Morante est aussi une affaire pour les empresas car ses fans, moins nombreux mais plus fidèles que ceux de Roca, plus motivés aussi, assurent son succès commercial. Mais le torero cigarero vieillit, il entre dans sa quarante-sixième année ce qui commence à faire beaucoup dans le toreo moderne et, surtout, il est touché par une maladie qui perturbe son parcours comme on l’a vu l’an dernier où il fut obligé d’annuler de nombreux contrats. Il a donc dû abandonner le groupe spécial de l’escalafon, les avant-postes, pour être rétrogradé. Les rumeurs disent qu’il va mieux désormais, qu’il pourrait faire sa rentrée pour le dimanche de Résurrection à Séville -date cumbre- et même à Olivenza avant cela. Faut-il y croire ? Ne prenons pas nos désirs pour des réalité ! La participation de José Antonio à la prochaine temporada est encore incertaine. Une hirondelle ne fait pas le printemps…
A côté de ces deux, qui ? Ni Talavante, ni Manzanares, ni Luque n’ont une côte d’amour semblable aux deux autres, une « force » équivalente. On les a vus et revus et, malgré leurs qualités, ils procurent au grand public une certaine lassitude. Ne perdons pas de vue que le départ de Ponce a rempli ponctuellement de nombreux vides, cet hommage réussi, cet adieu à une icône intemporelle, ne se reproduira pas en 2025. Certes des jeunes pétris de qualité arrivent sur le devant de la scène c’est le cas de Borja Jimenez, de Tomas Rufo et surtout de Juan Ortega le plus original.

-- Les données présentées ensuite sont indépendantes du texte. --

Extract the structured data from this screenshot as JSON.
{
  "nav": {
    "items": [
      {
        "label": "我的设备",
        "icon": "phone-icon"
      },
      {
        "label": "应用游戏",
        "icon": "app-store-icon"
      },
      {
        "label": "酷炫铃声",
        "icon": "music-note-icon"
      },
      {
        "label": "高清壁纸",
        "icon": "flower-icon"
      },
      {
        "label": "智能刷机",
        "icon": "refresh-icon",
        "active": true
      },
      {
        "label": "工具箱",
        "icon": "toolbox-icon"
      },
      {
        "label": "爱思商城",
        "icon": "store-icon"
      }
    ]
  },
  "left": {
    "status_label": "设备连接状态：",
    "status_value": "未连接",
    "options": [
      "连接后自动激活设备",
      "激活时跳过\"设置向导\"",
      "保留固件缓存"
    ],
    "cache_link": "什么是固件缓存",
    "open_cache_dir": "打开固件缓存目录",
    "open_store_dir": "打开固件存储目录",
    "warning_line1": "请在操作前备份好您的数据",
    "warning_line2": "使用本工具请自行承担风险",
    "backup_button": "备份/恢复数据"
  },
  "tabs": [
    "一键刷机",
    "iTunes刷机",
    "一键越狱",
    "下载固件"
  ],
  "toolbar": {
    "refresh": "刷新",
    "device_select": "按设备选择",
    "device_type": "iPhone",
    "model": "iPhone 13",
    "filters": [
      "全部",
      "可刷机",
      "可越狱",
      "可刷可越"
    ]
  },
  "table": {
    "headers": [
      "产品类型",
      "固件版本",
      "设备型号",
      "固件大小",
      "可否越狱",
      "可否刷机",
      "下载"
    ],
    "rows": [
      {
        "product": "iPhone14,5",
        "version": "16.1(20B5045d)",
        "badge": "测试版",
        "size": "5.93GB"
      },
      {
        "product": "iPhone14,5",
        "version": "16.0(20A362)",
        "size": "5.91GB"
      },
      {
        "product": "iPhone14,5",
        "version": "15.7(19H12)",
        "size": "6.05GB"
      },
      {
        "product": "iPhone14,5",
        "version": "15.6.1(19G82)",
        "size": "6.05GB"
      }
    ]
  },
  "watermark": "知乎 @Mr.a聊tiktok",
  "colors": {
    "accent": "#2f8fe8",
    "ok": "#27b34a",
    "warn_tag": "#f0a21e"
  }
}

Dureront-ils ? Auront-ils une capacité d’attractivité suffisante pour remplir les arènes principales ? Cela n’est pas sur.

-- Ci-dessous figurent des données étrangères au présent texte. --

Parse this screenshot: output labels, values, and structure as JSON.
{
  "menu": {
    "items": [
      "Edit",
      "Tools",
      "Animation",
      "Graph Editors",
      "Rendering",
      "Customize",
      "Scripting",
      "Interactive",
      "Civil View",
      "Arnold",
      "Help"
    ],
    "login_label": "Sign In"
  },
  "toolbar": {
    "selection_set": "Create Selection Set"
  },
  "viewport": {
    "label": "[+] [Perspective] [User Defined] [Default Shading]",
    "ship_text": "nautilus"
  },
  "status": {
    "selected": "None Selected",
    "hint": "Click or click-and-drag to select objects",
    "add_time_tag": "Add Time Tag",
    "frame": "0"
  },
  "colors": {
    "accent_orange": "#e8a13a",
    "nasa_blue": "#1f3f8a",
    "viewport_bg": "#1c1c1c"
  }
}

En attendant, malgré des résultats brillants d’arènes importantes régulièrement mis en avant, on parle, en France, de placitas qui renonceraient cette année ou qui seraient tentées de le faire pour des raisons économiques. En Espagne la tauromachie revient sur la scène politique avec un nouveau projet de loi des antis et cela ne présage rien de bon. En Colombie, Petro tient bon dans son oukase et la tauromachie sera obsolète dans quelques mois. Le Mexique pays fédéral connaît encore des interdictions ici ou là (Etat de Chihuha) et les premières entrées de la temporada n’ont pas comblé espoirs des organisateurs.
Prudence donc : on ne sait pas de quoi l’avenir sera fait. 2025 sera une année compliquée.